Two weeks

So I’m 2 weeks in on this diet, and I’m doing it for all the wrong reasons.. I’m doing it for a guy, who for the most part doesn’t know I’m alive. Well, he knows I’m alive, I’ve been to his house (only once, and it was the most awkward hour or so of my life!) and we texted once, but that’s it. Our kids are best friends. 

 I’m in my mid 30’s and I’ve never had a “real” relationship. I guess I’ve never actually been on a date. I have a kid tho, but her dad & I never actually “dated”. We would just hang out at my house. That should’ve been a red flag at the time. But I guess I just wanted the attention. I was young. He treated me like crap. He still does, on the rare occasions that I see him. I “dated” another guy, (hung out at his house only) who ended up stealing over $4000 and my car from me. The next guy, who I moved in with, was an alcoholic and was mentally and verbally abusive to me and my kid. 
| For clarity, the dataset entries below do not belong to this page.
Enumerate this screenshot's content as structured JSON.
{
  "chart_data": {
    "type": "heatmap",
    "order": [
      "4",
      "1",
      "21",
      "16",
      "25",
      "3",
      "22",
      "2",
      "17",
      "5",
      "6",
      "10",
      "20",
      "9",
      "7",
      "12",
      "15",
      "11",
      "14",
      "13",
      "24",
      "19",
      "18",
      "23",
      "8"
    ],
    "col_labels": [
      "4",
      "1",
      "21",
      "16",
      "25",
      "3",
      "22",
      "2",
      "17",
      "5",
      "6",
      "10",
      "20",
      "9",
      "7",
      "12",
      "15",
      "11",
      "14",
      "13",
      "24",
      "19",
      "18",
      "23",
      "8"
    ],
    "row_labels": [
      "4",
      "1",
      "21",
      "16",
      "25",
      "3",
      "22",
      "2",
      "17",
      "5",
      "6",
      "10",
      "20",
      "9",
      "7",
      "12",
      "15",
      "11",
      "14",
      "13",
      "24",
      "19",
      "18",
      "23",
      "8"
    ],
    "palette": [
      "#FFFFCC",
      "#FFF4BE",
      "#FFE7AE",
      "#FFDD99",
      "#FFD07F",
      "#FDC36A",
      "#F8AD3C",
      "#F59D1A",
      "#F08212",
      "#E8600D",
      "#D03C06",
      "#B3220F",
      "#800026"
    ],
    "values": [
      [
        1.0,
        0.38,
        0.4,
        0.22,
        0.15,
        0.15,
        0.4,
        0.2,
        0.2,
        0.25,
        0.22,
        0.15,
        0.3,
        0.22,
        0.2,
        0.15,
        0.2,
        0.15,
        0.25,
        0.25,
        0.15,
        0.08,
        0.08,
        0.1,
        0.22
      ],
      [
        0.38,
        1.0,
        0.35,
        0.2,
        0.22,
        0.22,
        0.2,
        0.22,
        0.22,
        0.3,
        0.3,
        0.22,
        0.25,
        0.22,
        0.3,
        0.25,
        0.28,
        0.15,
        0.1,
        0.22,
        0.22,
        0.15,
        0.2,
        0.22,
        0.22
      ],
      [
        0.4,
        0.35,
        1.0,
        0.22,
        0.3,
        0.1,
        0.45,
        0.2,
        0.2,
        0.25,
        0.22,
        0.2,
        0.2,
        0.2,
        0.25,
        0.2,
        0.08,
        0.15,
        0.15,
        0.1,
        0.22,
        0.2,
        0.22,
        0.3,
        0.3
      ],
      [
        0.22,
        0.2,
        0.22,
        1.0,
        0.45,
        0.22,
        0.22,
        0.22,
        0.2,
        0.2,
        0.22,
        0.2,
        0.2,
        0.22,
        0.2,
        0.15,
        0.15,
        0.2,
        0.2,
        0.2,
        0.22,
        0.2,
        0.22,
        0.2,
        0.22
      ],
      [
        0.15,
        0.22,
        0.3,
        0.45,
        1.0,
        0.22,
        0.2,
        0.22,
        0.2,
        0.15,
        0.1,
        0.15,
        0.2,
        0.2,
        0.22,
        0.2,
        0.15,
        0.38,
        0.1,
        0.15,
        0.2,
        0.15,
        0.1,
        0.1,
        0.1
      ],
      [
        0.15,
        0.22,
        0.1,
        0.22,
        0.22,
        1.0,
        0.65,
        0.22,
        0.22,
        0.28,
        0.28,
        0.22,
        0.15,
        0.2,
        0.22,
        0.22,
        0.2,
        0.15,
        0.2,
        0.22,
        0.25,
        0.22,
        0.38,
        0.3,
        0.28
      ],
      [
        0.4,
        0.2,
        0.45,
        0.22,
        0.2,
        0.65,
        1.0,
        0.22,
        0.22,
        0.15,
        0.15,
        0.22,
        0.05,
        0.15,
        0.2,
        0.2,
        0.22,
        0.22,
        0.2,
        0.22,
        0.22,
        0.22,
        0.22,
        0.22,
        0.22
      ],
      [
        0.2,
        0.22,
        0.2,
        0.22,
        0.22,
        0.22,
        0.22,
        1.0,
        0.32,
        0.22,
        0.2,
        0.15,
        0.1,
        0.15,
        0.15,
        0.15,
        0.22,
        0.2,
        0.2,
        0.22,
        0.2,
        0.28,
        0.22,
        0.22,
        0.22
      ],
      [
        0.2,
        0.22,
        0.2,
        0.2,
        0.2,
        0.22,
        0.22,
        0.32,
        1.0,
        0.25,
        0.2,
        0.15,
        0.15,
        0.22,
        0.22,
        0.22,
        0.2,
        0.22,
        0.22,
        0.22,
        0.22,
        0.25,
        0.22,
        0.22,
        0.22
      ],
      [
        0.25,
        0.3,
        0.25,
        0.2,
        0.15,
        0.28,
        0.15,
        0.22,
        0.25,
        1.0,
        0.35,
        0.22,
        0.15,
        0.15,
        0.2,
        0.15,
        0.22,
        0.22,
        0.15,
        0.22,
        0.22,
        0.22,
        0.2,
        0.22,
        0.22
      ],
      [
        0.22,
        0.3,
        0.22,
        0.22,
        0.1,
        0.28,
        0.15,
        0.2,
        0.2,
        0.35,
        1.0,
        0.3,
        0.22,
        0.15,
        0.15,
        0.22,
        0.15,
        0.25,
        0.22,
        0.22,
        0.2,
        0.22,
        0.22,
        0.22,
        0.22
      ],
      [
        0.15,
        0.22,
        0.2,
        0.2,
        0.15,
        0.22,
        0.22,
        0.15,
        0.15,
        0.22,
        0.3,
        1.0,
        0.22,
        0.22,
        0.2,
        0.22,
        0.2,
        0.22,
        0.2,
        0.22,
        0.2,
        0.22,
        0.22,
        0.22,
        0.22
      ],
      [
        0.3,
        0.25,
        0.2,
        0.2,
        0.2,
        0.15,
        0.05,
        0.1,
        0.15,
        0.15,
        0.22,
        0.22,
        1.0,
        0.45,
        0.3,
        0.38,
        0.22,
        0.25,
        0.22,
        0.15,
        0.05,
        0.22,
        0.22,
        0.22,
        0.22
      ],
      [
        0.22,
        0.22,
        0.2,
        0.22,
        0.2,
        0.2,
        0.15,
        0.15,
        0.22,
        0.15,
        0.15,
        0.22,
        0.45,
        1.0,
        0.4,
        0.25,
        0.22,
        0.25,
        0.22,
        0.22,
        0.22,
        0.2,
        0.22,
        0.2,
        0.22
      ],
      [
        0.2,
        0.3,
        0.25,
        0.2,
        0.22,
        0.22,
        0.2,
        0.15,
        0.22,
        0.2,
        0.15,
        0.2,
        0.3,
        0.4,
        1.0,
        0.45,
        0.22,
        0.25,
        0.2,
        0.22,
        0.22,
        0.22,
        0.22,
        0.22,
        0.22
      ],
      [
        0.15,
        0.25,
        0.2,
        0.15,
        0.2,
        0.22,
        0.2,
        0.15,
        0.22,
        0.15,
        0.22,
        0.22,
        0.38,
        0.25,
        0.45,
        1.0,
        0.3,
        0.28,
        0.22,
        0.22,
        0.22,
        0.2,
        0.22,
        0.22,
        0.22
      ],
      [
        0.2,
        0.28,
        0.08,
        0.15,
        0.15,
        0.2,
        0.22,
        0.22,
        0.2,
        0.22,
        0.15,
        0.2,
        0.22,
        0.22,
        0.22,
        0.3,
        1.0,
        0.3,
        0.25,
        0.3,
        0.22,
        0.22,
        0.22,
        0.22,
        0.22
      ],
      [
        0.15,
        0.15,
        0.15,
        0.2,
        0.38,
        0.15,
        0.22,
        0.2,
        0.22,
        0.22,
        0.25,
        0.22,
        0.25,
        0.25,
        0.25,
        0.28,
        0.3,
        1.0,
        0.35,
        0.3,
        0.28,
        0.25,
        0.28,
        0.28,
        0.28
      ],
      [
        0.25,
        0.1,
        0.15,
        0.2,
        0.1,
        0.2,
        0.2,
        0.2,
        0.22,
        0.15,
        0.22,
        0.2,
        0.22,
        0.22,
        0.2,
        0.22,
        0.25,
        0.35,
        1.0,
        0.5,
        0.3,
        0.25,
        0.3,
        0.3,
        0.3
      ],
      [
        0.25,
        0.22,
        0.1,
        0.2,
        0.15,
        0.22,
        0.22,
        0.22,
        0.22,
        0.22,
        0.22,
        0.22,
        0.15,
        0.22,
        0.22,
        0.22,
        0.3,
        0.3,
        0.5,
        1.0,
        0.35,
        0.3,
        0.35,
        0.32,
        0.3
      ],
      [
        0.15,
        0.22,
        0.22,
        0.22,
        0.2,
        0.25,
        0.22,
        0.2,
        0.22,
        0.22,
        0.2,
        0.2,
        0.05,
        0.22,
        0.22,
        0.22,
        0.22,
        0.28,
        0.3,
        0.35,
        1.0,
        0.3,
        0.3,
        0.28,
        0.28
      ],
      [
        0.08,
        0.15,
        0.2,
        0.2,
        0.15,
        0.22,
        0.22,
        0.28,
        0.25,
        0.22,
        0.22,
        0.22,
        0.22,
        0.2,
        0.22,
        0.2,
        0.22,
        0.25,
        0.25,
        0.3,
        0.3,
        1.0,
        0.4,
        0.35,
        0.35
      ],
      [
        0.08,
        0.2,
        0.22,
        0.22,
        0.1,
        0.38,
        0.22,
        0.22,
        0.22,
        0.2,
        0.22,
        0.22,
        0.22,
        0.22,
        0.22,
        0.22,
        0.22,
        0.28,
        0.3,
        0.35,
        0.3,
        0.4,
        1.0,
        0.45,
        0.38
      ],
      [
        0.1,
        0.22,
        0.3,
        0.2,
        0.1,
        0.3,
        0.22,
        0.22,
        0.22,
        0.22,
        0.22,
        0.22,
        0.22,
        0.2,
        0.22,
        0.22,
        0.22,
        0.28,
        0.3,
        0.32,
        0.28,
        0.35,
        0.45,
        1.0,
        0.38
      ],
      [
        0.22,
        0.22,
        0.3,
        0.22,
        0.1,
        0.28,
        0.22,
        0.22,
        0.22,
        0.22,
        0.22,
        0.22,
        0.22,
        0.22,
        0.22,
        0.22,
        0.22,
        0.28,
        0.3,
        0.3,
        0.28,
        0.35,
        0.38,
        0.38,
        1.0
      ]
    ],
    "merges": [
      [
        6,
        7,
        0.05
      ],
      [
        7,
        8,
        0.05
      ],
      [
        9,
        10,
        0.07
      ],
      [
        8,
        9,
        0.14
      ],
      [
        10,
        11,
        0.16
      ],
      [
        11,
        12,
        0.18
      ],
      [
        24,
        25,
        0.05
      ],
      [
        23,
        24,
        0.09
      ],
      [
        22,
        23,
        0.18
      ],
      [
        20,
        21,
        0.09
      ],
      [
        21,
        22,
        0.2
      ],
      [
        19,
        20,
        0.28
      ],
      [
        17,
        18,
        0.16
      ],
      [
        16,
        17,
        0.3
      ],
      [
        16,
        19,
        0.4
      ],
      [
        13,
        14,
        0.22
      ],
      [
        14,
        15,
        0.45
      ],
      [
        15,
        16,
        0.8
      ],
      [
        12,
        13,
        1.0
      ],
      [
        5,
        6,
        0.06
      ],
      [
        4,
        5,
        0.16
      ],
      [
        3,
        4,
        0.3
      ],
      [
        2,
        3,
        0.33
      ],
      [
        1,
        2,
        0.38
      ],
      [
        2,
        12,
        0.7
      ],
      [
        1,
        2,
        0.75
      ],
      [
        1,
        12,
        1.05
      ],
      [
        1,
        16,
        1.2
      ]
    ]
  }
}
II’ve been single for 4 years now. I don’t have the best track record, and I guess I’m just wondering what’s wrong with me? Why doesn’t anyone want me? Is it cuz I have red hair? Freckles? Cuz I’m fat? Shy? Socially awkward?? I don’t know. I see girls who are a lot bigger than me with boyfriends, out at the movies, out to dinner, or just out shopping. And I wonder why I can’t have that too. Why them and not me??

I’m taking my life back one day at a time. Maybe I won’t achieve pure happiness by losing weight, maybe he won’t look at me once I get to a certain size, maybe I won’t get a “real” date, but it won’t be for lack of trying and effort on my part. I want to be thinner, but I also want to be healthy. I want to have more energy, run and play outside, participate in a 5k, whatever I want!